Kalau memang ada kalangan tertentu, umumnya terkait dengan otoritas dan power, sehingga orang di sekitar ‘terkondisikan’ untuk selalu patuh, itu hanyalah karena mereka sama-sama mematuhi sistem, dan bukan semata-mata pada orangnya.

Ada yang kemudian bertanya: Sebagian orang terlihat mudah mempengaruhi orang lain, apa rahasianya? keterampilan apa yang diperlukan untuk menjalankan proses negosiasi yang efektif? Yang penting adalah adalah kenali diri sendiri. Apa yang ingin Anda negosiasikan untuk saat ini? Dengan siapa Anda harus bernegosiasi? Kepada siapa pengaruh itu diberikan?

 

Mulai Kenali Diri Sendiri

Mulai dari pertanyaan yang bersifat pribadi. Ditanyakan kepada siapa? Tentu saja pada diri sendiri. Tentang bagaimana orang melihat Anda. Siapa diri Anda secara umum? Apa kelebihan Anda?
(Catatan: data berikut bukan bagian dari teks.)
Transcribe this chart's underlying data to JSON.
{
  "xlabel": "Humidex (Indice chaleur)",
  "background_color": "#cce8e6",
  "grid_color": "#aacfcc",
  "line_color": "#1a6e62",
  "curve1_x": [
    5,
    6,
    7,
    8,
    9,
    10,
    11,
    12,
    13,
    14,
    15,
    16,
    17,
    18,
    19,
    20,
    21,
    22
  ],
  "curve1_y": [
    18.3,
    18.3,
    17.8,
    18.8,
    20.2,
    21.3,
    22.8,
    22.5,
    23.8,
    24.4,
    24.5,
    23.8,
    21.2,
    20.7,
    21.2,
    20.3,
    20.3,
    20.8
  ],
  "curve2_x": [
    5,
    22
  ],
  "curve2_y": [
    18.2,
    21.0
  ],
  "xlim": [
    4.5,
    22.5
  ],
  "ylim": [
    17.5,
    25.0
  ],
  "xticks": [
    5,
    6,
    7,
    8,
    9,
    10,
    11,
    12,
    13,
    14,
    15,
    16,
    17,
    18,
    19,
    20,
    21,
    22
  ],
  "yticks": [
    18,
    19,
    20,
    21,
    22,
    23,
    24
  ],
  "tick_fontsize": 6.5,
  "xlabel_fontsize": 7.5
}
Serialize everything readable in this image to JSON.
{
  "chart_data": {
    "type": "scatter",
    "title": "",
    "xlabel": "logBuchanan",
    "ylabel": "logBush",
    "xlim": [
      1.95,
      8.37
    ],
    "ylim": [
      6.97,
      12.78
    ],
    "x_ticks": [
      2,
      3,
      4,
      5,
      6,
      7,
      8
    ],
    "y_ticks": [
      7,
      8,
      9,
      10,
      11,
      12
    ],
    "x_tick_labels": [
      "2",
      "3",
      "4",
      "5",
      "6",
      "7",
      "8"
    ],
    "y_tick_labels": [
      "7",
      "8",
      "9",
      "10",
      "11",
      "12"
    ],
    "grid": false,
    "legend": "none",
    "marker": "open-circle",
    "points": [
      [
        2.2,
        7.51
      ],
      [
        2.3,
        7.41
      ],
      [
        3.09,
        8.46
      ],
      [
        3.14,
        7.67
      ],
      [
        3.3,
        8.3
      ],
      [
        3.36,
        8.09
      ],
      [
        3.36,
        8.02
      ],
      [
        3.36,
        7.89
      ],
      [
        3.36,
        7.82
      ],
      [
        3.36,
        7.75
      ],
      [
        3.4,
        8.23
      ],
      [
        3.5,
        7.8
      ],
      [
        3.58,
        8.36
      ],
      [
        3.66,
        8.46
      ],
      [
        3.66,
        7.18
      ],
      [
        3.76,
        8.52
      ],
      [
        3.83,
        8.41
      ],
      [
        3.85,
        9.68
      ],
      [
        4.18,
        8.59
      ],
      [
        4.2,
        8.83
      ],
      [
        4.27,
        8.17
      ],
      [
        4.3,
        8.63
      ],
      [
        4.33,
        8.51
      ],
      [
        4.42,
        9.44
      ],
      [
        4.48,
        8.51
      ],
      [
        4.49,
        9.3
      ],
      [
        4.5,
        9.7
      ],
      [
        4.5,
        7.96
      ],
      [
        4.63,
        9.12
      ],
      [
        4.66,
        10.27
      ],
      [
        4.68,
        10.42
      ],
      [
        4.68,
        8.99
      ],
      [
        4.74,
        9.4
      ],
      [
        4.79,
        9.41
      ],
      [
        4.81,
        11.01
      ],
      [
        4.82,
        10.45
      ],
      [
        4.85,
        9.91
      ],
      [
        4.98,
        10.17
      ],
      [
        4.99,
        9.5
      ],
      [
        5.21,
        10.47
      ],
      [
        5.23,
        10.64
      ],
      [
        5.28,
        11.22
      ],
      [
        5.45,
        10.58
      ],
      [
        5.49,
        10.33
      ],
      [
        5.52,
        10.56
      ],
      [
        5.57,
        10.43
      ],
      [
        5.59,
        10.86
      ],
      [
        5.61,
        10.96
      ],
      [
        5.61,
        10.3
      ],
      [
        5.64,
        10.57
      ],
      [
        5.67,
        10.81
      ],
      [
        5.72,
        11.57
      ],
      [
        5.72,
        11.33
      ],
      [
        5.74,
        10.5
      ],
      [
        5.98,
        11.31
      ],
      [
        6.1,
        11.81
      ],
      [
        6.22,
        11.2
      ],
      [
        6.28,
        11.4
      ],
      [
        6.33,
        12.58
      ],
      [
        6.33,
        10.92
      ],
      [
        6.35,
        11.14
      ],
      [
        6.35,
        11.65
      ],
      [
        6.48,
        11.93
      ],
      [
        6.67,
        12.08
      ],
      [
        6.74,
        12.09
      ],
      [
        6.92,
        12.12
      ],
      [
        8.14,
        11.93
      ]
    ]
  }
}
Mengapa orang lain bisa tertarik pada yang Anda tawarkan?

Apakah mereka menyadarinya atau tidak, semua orang memiliki gaya negosiasi alami – salah satu yang secara naluriah mereka anggap default dan merasa paling nyaman dengan selama negosiasi. Tidak ada gaya yang baik atau buruk, meskipun beberapa dapat lebih efektif dalam situasi tertentu.

 

Belajar dari Mindset Seorang Negosiator

Poin ini mungkin akan berguna bagi siapapun yang sedang atau akan terlibat situasi negosiasi, khususnya dalam situasi bisnis. Agar tidak salah tangkap maksud dari pihak lain yang sedang diajak negosiasi. Sebagaimana seorang tenaga penjual yang akan menawarkan sesuatu harus mengenali buyer persona, negosiator di level apapun mestinya kenal dulu dengan siapa negosiasi dan/atau tawar menawar itu dilakukan.

Barangkali ada yang belum familiar, buyer persona adalah orang-orang dengan karakteristik tertentu sebagai target konsumen. Buyer persona mencerminkan siapa konsumen terbaik dalam bisnis Anda, apakah mereka laki-laki atau perempuan, seperti apa penampilannya, bagaimana sifatnya, dari kelas sosial mana ia berasal, dan bagaimana ia mengambil suatu keputusan.